事業者への“話し合い申し入れ”・第2次

『守る会』は、事業者との“話し合い”をより前向きに進めるべく、
2002年9月24日、下記の申入書を事業者3社宛へ配達証明郵便にて郵送いたしました。


                 平成14年9月24日

東急不動産株式会社 殿
三菱商事株式会社 殿
株式会社新日鉄都市開発 殿

(仮称)鷺沼4丁目プロジェクトに係る
市議会まちづくり委員審議会(8月30日開催)を終えて
住民側からの見解および今後への要望

 去る8月30日、我々地域住民からの請願を受けて、川崎市議会まちづくり委員による審議会が行われました。その内容については、御社側各代表の方も傍聴席に同席されていたことから、すでに既知のものとしてここでは繰り返しませんが、(仮称)鷺沼4丁目プロジェクトの計画内容について、市議会から“ある種の否定的判断”が下されたことは、御社側にも強くご留意いただくべきものであると思っております。

 あの審議会の場では、市議会まちづくり委員の皆さんから、この計画の内容に対して少なからぬ疑念が提示され、答弁していた市行政担当部局に対してさまざまな“追加資料”の請求がなされました。
 御社が8月16日から縦覧を開始した条例環境影響評価書の内容に対しても、(高度地区制限の適用除外 をしない場合の具体的建築プランを提示した有効性比較がなされていない等で)「市長から出された条例環境影響審査書の趣旨にこたえた内容とはなっていない」という批判も出されていたと確かに記憶しております。これは、我々地域住民も、まったく意を同じくするところであります。

 あの場で請求された“追加資料”は、もちろん、行政関係部局を経て、御社に提出の要請が出されるものと承知しております。その提出のために準備時間を要する“資料”もあるかと存じます。
 我々住民は、その後、市行政の関係部局の方々に面会を申し入れたり、また、あの市議会まちづくり委員の方々にも直接お会いし、事態の解決のために如何にしたらよいかご相談させていただきました。その結論として、御社が請求された資料をすべて提出した後、それを精査した議員さんらの見解も踏まえたうえで、我々住民は改めて御社側と話し合いを持つべきである。そして、『歩み寄り』の協議をさせていただくのが最良策である、と考えるに至りました。
 行政関係部局の皆さまにも、そうした話し合いの場をつくるうえで、有効に働きかけていただくよう申し入れをさせていただいております。

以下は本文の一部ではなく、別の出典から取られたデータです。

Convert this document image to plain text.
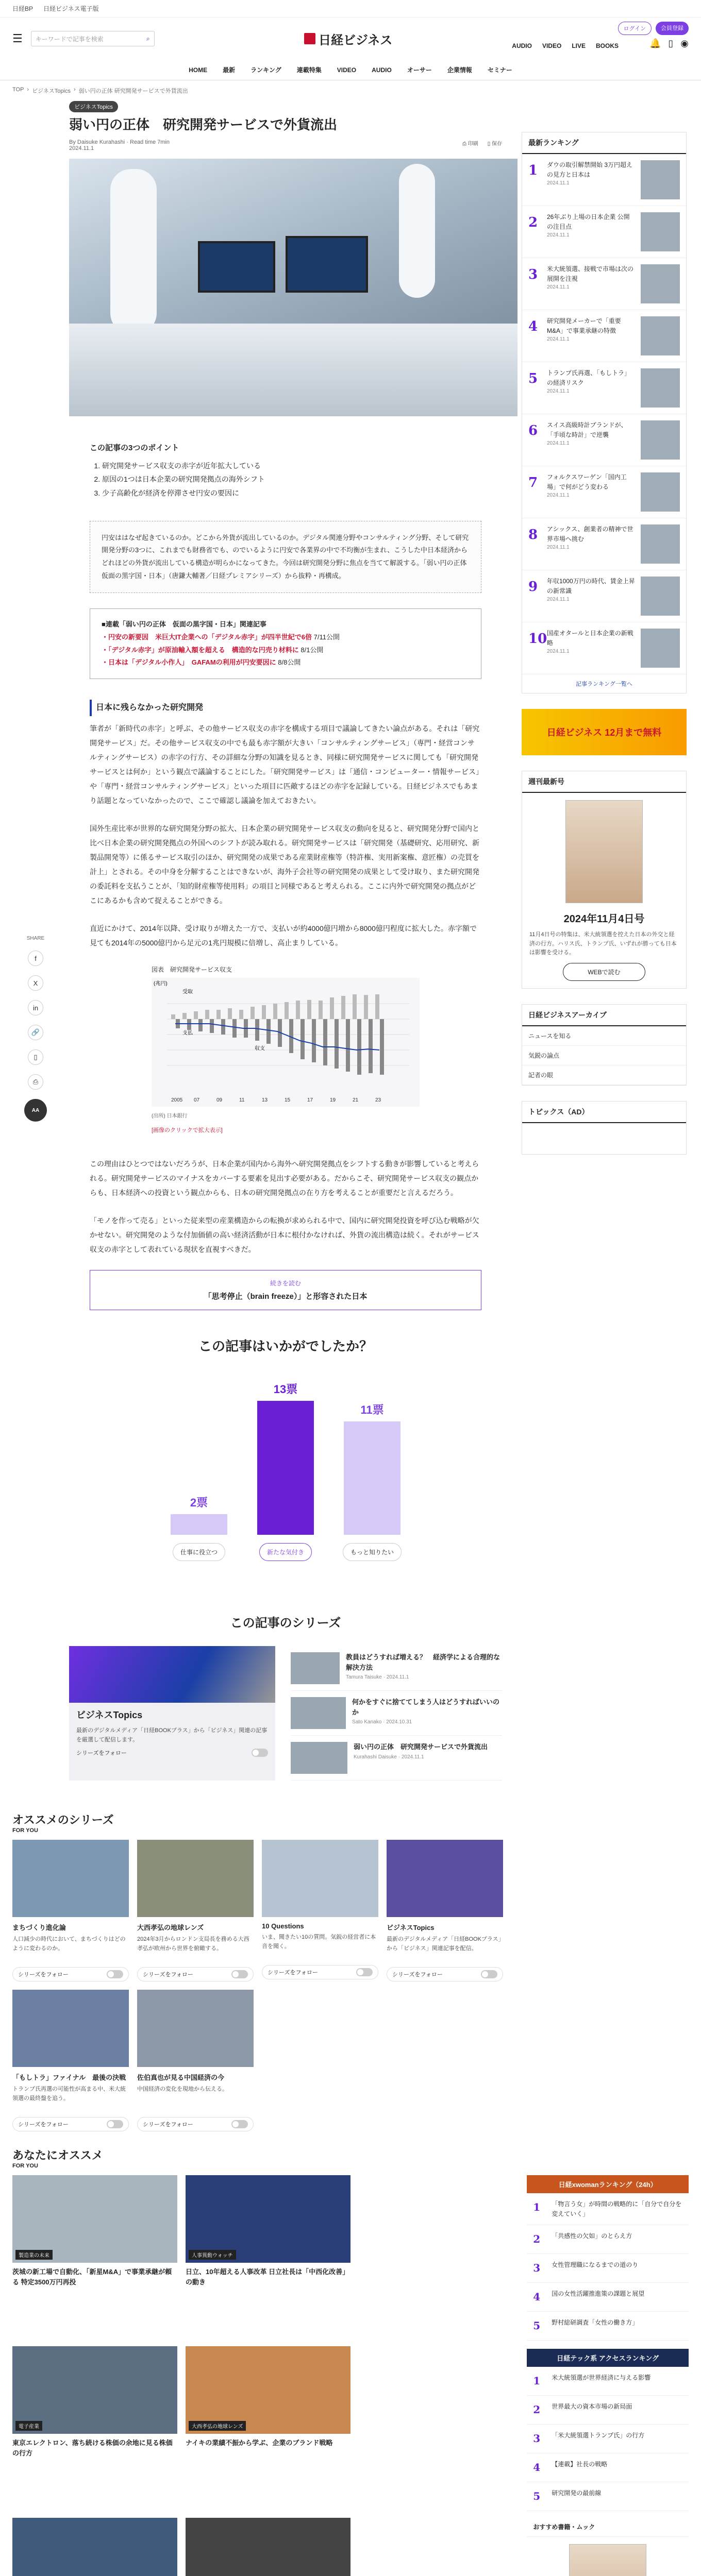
日経BP 日経ビジネス電子版
☰ キーワードで記事を検索	⌕	日経ビジネス
ログイン	会員登録
AUDIO VIDEO LIVE BOOKS	🔔 ▯ ◉
HOME	最新	ランキング	連載特集	VIDEO	AUDIO	オーサー	企業情報	セミナー
TOP › ビジネスTopics › 弱い円の正体 研究開発サービスで外貨流出
SHARE
f
X
in
🔗
▯
⎙
AA
ビジネスTopics
弱い円の正体　研究開発サービスで外貨流出
By Daisuke Kurahashi · Read time 7min
2024.11.1
⎙ 印刷 ▯ 保存
この記事の3つのポイント
1. 研究開発サービス収支の赤字が近年拡大している
2. 原因の1つは日本企業の研究開発拠点の海外シフト
3. 少子高齢化が経済を停滞させ円安の要因に
円安ははなぜ起きているのか。どこから外貨が流出しているのか。デジタル関連分野やコンサルティング分野、そして研究開発分野の3つに、これまでも財務省でも、のでいるように円安で各業界の中で不均衡が生まれ、こうした中日本経済からどれほどの外貨が流出している構造が明らかになってきた。今回は研究開発分野に焦点を当てて解説する。「弱い円の正体　仮面の黒字国・日本」（唐鎌大輔著／日経プレミアシリーズ）から抜粋・再構成。
■連載「弱い円の正体　仮面の黒字国・日本」関連記事
・円安の新要因　米巨大IT企業への「デジタル赤字」が四半世紀で6倍 7/11公開
・「デジタル赤字」が原油輸入額を超える　構造的な円売り材料に 8/1公開
・日本は「デジタル小作人」　GAFAMの利用が円安要因に 8/8公開
日本に残らなかった研究開発

筆者が「新時代の赤字」と呼ぶ、その他サービス収支の赤字を構成する項目で議論してきたい論点がある。それは「研究開発サービス」だ。その他サービス収支の中でも最も赤字額が大きい「コンサルティングサービス」（専門・経営コンサルティングサービス）の赤字の行方、その詳細な分野の知識を見るとき、同様に研究開発サービスに関しても「研究開発サービスとは何か」という観点で議論することにした。「研究開発サービス」は「通信・コンピューター・情報サービス」や「専門・経営コンサルティングサービス」といった項目に匹敵するほどの赤字を記録している。日経ビジネスでもあまり話題となっていなかったので、ここで確認し議論を加えておきたい。

国外生産比率が世界的な研究開発分野の拡大、日本企業の研究開発サービス収支の動向を見ると、研究開発分野で国内と比べ日本企業の研究開発拠点の外国へのシフトが読み取れる。研究開発サービスは「研究開発（基礎研究、応用研究、新製品開発等）に係るサービス取引のほか、研究開発の成果である産業財産権等（特許権、実用新案権、意匠権）の売買を計上」とされる。その中身を分解することはできないが、海外子会社等の研究開発の成果として受け取り、また研究開発の委託料を支払うことが、「知的財産権等使用料」の項目と同様であると考えられる。ここに内外で研究開発の拠点がどこにあるかも含めて捉えることができる。

直近にかけて、2014年以降、受け取りが増えた一方で、支払いが約4000億円増から8000億円程度に拡大した。赤字額で見ても2014年の5000億円から足元の1兆円規模に倍増し、高止まりしている。

図表　研究開発サービス収支
2005 07	09	11	13	15	17	19	21	23
受取
支払
収支
(兆円)
(出所) 日本銀行
[画像のクリックで拡大表示]

この理由はひとつではないだろうが、日本企業が国内から海外へ研究開発拠点をシフトする動きが影響していると考えられる。研究開発サービスのマイナスをカバーする要素を見出す必要がある。だからこそ、研究開発サービス収支の観点からも、日本経済への投資という観点からも、日本の研究開発拠点の在り方を考えることが重要だと言えるだろう。

「モノを作って売る」といった従来型の産業構造からの転換が求められる中で、国内に研究開発投資を呼び込む戦略が欠かせない。研究開発のような付加価値の高い経済活動が日本に根付かなければ、外貨の流出構造は続く。それがサービス収支の赤字として表れている現状を直視すべきだ。

続きを読む
「思考停止（brain freeze）」と形容された日本
この記事はいかがでしたか？
2票
仕事に役立つ
13票
新たな気付き
11票
もっと知りたい
この記事のシリーズ
ビジネスTopics
最新のデジタルメディア「日経BOOKプラス」から「ビジネス」関連の記事を厳選して配信します。
シリーズをフォロー
教員はどうすれば増える？　経済学による合理的な解決方法
Tamura Taisuke · 2024.11.1
何かをすぐに捨ててしまう人はどうすればいいのか
Sato Kanako · 2024.10.31
弱い円の正体　研究開発サービスで外貨流出
Kurahashi Daisuke · 2024.11.1
最新ランキング
1	ダウの取引解禁開始 3万円超えの見方と日本は
2024.11.1
2	26年ぶり上場の日本企業 公開の注目点
2024.11.1
3	米大統領選、接戦で市場は次の展開を注視
2024.11.1
4	研究開発メーカーで「重要M&A」で事業承継の特徴
2024.11.1
5	トランプ氏再選、「もしトラ」の経済リスク
2024.11.1
6	スイス高級時計ブランドが、「手頃な時計」で逆襲
2024.11.1
7	フォルクスワーゲン「国内工場」で何がどう変わる
2024.11.1
8	アシックス、創業者の精神で世界市場へ挑む
2024.11.1
9	年収1000万円の時代、賃金上昇の新常識
2024.11.1
10 国産オタールと日本企業の新戦略
2024.11.1
記事ランキング一覧へ
日経ビジネス 12月まで無料
週刊最新号
2024年11月4日号
11月4日号の特集は、米大統領選を控えた日本の外交と経済の行方。ハリス氏、トランプ氏、いずれが勝っても日本は影響を受ける。
WEBで読む
日経ビジネスアーカイブ
ニュースを知る
気鋭の論点
記者の眼
トピックス（AD）
オススメのシリーズ
FOR YOU
まちづくり進化論
人口減少の時代において、まちづくりはどのように変わるのか。
シリーズをフォロー
大西孝弘の地球レンズ
2024年3月からロンドン支局長を務める大西孝弘が欧州から世界を俯瞰する。
シリーズをフォロー
10 Questions
いま、聞きたい10の質問。気鋭の経営者に本音を聞く。
シリーズをフォロー
ビジネスTopics
最新のデジタルメディア「日経BOOKプラス」から「ビジネス」関連記事を配信。
シリーズをフォロー
「もしトラ」ファイナル　最後の決戦
トランプ氏再選の可能性が高まる中、米大統領選の最終盤を追う。
シリーズをフォロー
佐伯真也が見る中国経済の今
中国経済の変化を現地から伝える。
シリーズをフォロー
あなたにオススメ
FOR YOU
製造業の未来
茨城の新工場で自動化、「新星M&A」で事業承継が頼る 特定3500万円再投
人事異動ウォッチ
日立、10年超える人事改革 日立社長は「中西化改善」の動き
電子産業
東京エレクトロン、落ち続ける株価の余地に見る株価の行方
大西孝弘の地球レンズ
ナイキの業績不振から学ぶ、企業のブランド戦略
日経xwomanランキング（24h）
1	「物言う女」が時間の戦略的に「自分で自分を変えていく」
2	「共感性の欠如」のとらえ方
3	女性管理職になるまでの道のり
4	国の女性活躍推進策の課題と展望
5	野村総研調査「女性の働き方」
日経テック系 アクセスランキング
1	米大統領選が世界経済に与える影響
2	世界最大の資本市場の新局面
3	「米大統領選トランプ氏」の行方
4	【連載】社長の戦略
5	研究開発の最前線
おすすめ書籍・ムック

 去る5月18日の“ミーティング”の際には「その場で意見を出し合い、互いに譲歩し、歩み寄る努力をする」という意味での“話し合い会”にはとてもならない状況でした(そのことに関する住民側の見解は5月26日 、文書にて御社へお届けさせていただきました)が、環境評価審議会の“答申”や、市議会の“判断”の結果を受けた今、あの5月18日とは異なる“話し合い”ができるのではないか、何かよい合意点を見いだすことができるのではないか、と我々住民は期待をしております。

 その5月26日 付文書でも明記いたしましたが、我々地域住民は、(仮称)鷺沼4丁目プロジェクトを、ただマンションを建て販売し採算をあげるための計画ではなく、未来にわたってこの鷺沼地域に住む「人と人との関わり」やその「生活環境」について十分考慮した「街づくり」の観点から、より適正なプランとして練り上げていただくことを望んでおります。御社の現計画がこの「街づくり」の観点からいかに外れているかということはこれまでに再三再四具体的に訴えてまいりましたので、ここでは省略させていただきます。
 またこのプロジェクトに係る話し合い(と称されるもの)は、あの5月18日をもって“やっと始まったばかり”と我々住民は認識していることも、微塵も変わっておりません。

 我々住民は、さらに進んだ段階での“次なる話し合い”を要望していることを、ここに改めて申し入れさせていただきます。

その“話し合い”をまた住民の多くを呼び集めたミーティングにするかどうかは、恐縮ながら、そのときの御社の提案内容によって判断させていただきますが、総体として我々は、前向きに御社と話し合い“実りある決着点”をめざしたいと思っております。

御社側からの“次なる提案”のご連絡を、お待ちしております。